Whether the film's design team adapted this to base 3 as a simplification or for another reason is not explained in the guide.

A marking near the upper portion of one limb denotes his ship rank, described as "Symbol of Rocky's rank/position within his ship." Rocky holds a specific crew position aboard the Eridian vessel Grace calls the Blip-A and that position is recorded permanently on his limbs.

The final and most narratively significant set of markings are the star maps. Multiple annotation lines in the guide point across the last limb grouping to a single label: "Star Maps - Map of Rocky's Mission showing the Petrova Line and Astrophage."

PROJECT HAIL MARY
Ryan Gosling stars as Ryland Grace in PROJECT HAIL MARY, from Amazon MGM Studios.
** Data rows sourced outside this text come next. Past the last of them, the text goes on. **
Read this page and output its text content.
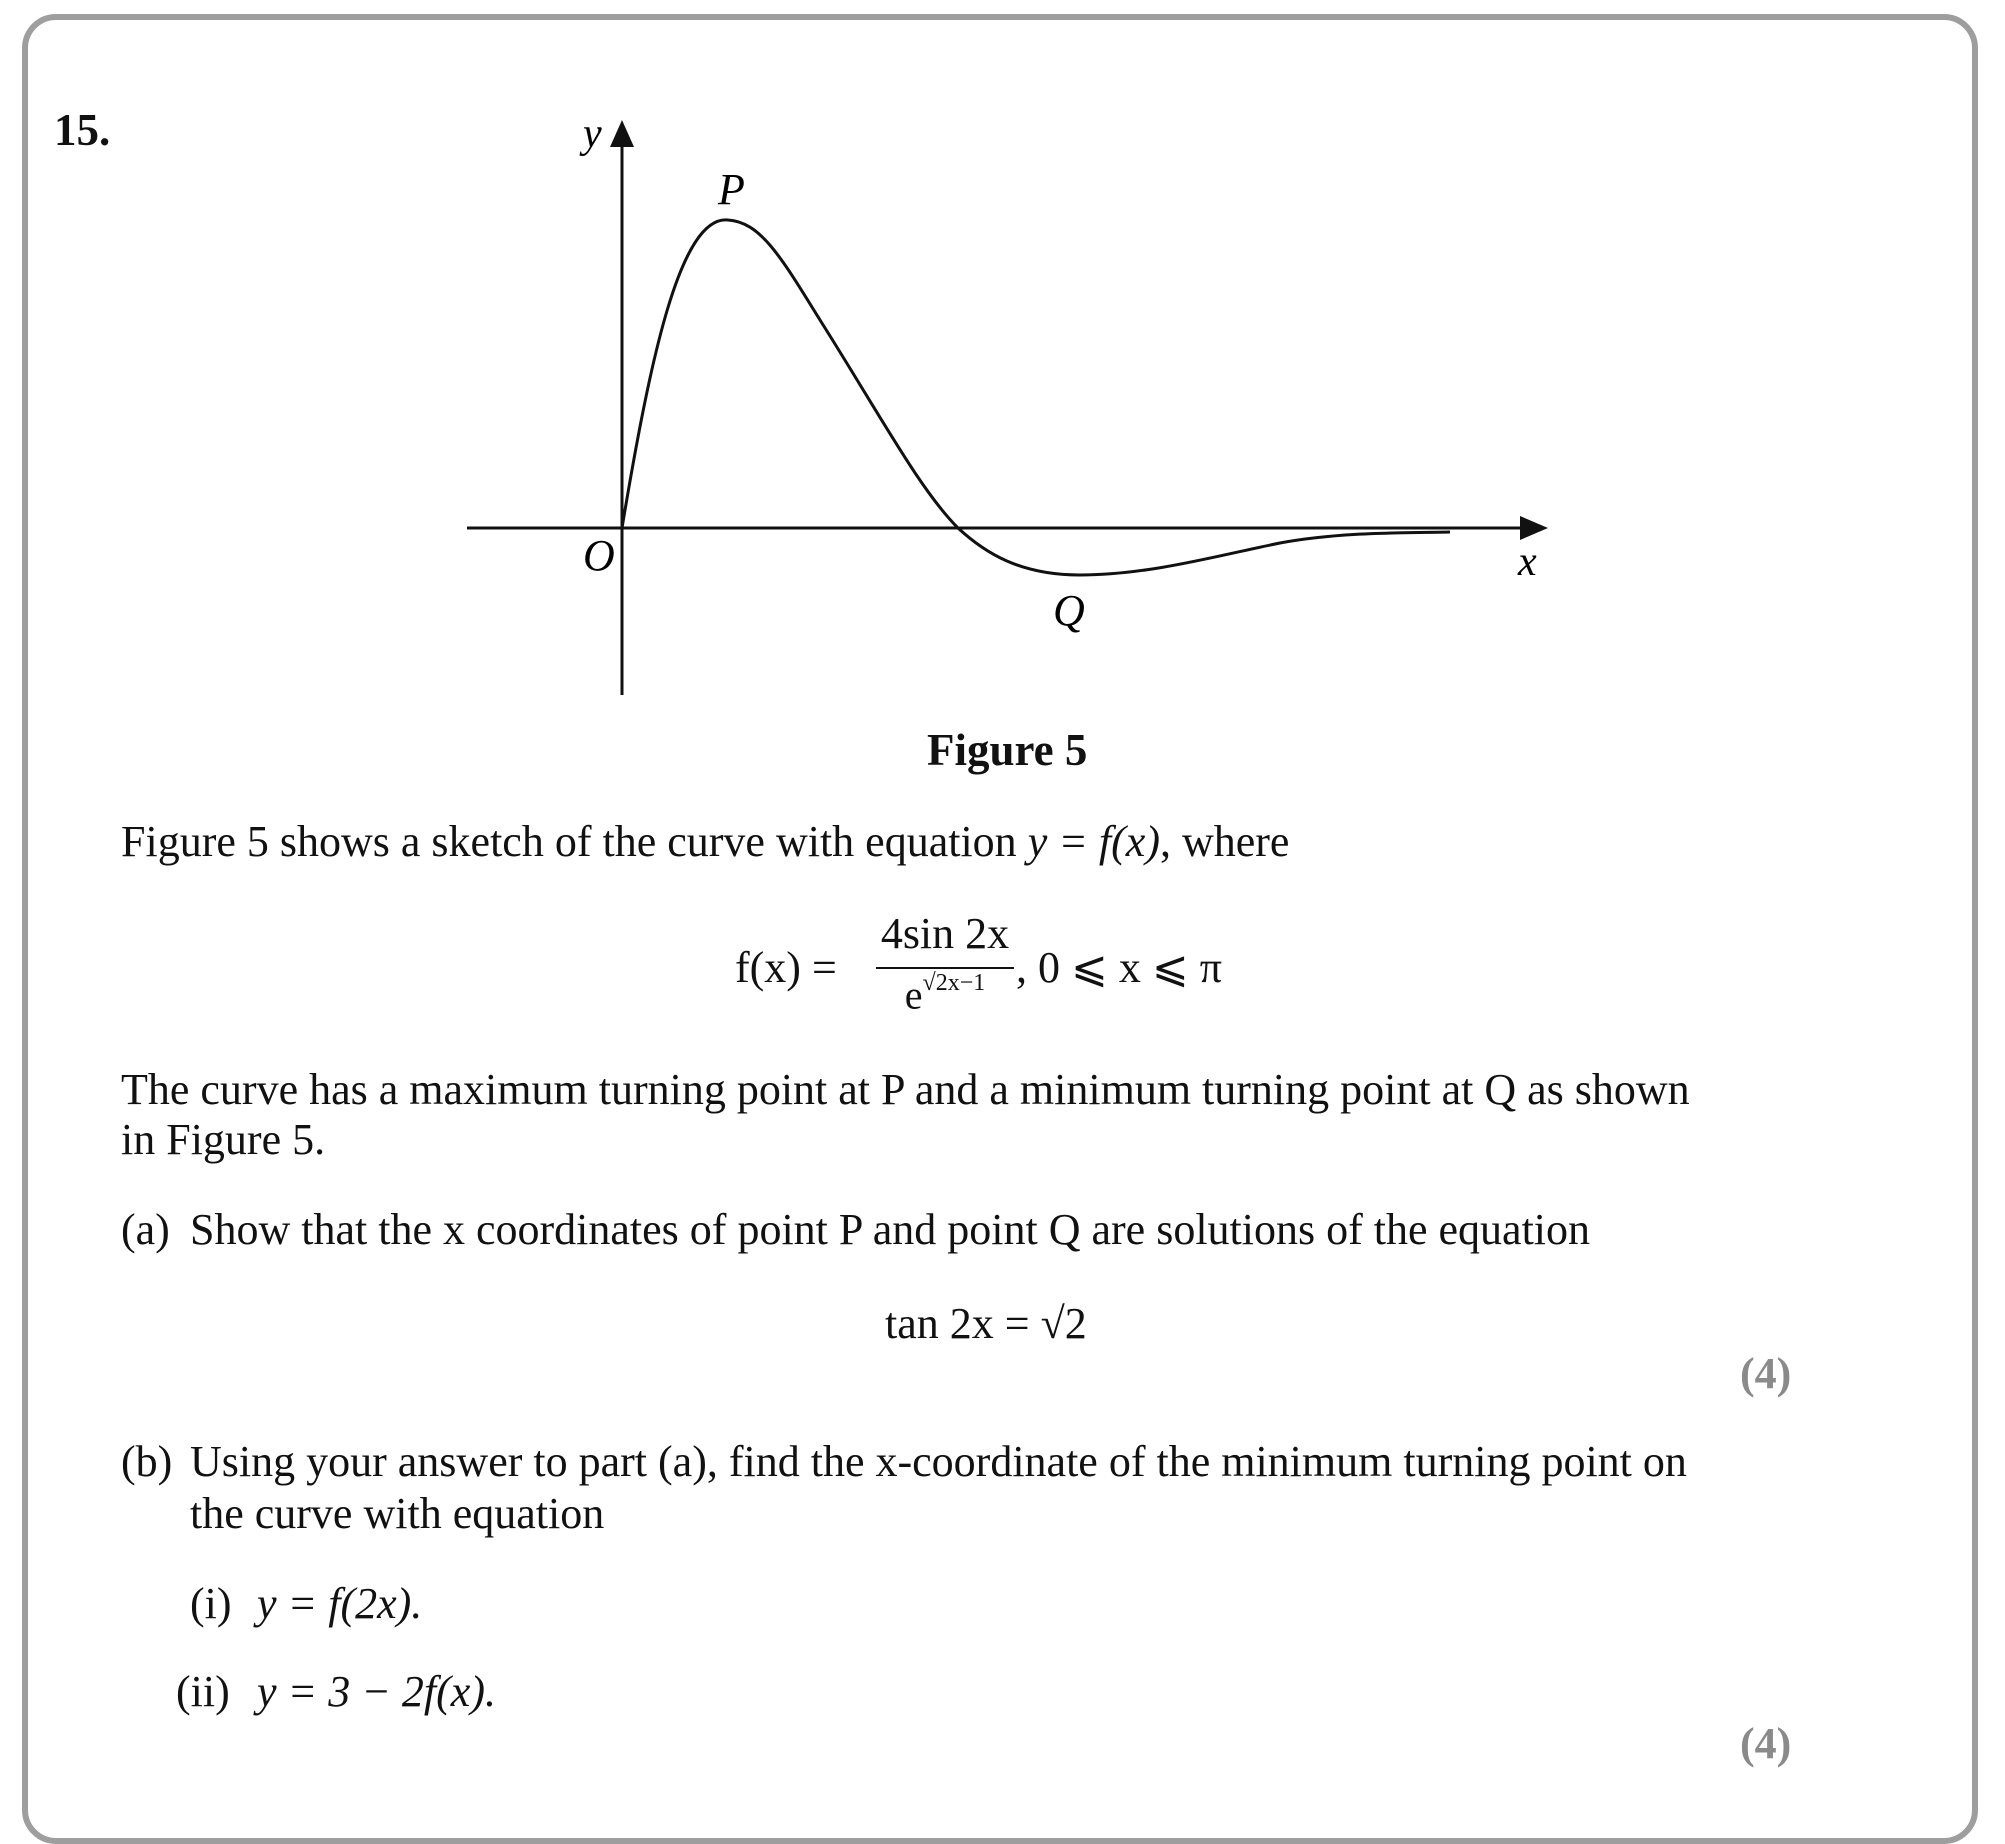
15.	y
P
O	x
Q
Figure 5
Figure 5 shows a sketch of the curve with equation y = f(x), where
f(x) =
4sin 2x
$e^{√2x-1}$ , 0 ⩽ x ⩽ π
The curve has a maximum turning point at P and a minimum turning point at Q as shown
in Figure 5.
(a) Show that the x coordinates of point P and point Q are solutions of the equation
tan 2x = √2
(4)
(b) Using your answer to part (a), find the x-coordinate of the minimum turning point on
the curve with equation
(i) y = f(2x).
(ii) y = 3 − 2f(x).
(4)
Photo credit: Jonathan Olley© 2026 Amazon Content Services LLC. All Rights Reserved.

The visual design from book to film was incredibly well done

The markings in Blake's guide connect back to Weir's broader vision of Eridian civilization of a society with cultures and histories as detailed as any human ones. They use base 6 mathematics and communicate through chords and tones so efficiently that Eridian speech carries roughly six times the information of human speech in the same amount of time.

Getting Rocky onto screen took over a year and nearly 300 designs. The physical puppet was built by creature designer Neal Scanlan, whose previous work includes numerous Star Wars creatures, and performed by puppeteer James Ortiz leading a team of five (nicknamed the Rockyteers) across nearly the entire six-month London shoot. Directors Phil Lord and Chris Miller chose practical puppetry specifically so Ryan Gosling had a real scene partner rather than a green screen reference point. The carvings Blake placed on Rocky's body existed on that physical object present on set.
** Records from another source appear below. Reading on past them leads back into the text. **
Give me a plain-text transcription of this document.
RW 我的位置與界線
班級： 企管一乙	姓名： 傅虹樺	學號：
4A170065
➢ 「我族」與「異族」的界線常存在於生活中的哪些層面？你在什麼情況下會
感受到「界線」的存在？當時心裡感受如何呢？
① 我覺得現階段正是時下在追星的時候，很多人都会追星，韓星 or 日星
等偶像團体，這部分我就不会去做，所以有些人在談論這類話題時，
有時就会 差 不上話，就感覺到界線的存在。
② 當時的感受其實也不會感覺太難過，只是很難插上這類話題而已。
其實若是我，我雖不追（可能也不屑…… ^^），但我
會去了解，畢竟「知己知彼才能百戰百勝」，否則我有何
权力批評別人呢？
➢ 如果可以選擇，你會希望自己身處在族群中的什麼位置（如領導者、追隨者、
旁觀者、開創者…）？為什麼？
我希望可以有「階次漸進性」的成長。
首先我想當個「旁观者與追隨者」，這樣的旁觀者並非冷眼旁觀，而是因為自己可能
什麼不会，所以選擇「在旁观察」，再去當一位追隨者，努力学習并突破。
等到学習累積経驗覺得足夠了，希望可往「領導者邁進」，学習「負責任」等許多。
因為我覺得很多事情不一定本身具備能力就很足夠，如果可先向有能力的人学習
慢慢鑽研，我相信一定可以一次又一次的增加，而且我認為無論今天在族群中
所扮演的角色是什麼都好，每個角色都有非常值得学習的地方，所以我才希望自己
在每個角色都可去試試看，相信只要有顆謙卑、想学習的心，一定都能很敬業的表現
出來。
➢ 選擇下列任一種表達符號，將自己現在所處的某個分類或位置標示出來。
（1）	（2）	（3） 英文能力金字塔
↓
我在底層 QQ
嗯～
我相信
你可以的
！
The film also includes a sequence with no equivalent in the novel: Grace boarding the Blip-A and seeing the interior of Rocky's ship. In the book, Grace never leaves the Hail Mary while the ships are docked. The film's production designer Charlie Wood designed the Blip-A's interior around Eridian echolocation, so every surface, texture and hanging element was conceived to be perceived through sound. It is one of the more considered pieces of world-building in the film, constructed from the actual logic of what a species without vision would build.

The farewell scene is also where the markings become most directly active. Puppeteer Ortiz noted in interviews that there was a design on Rocky's inner forearm that the team had not found a place for during filming. When Rocky grazed it with a leg during the goodbye sequence, it produced a musical sound.

With the film recently becoming available digitally on Prime Video, Apple TV, and other platforms, there has never been a better time for a rewatch. now that you know what you are looking at, Rocky's limbs are worth pausing on every time they are on screen.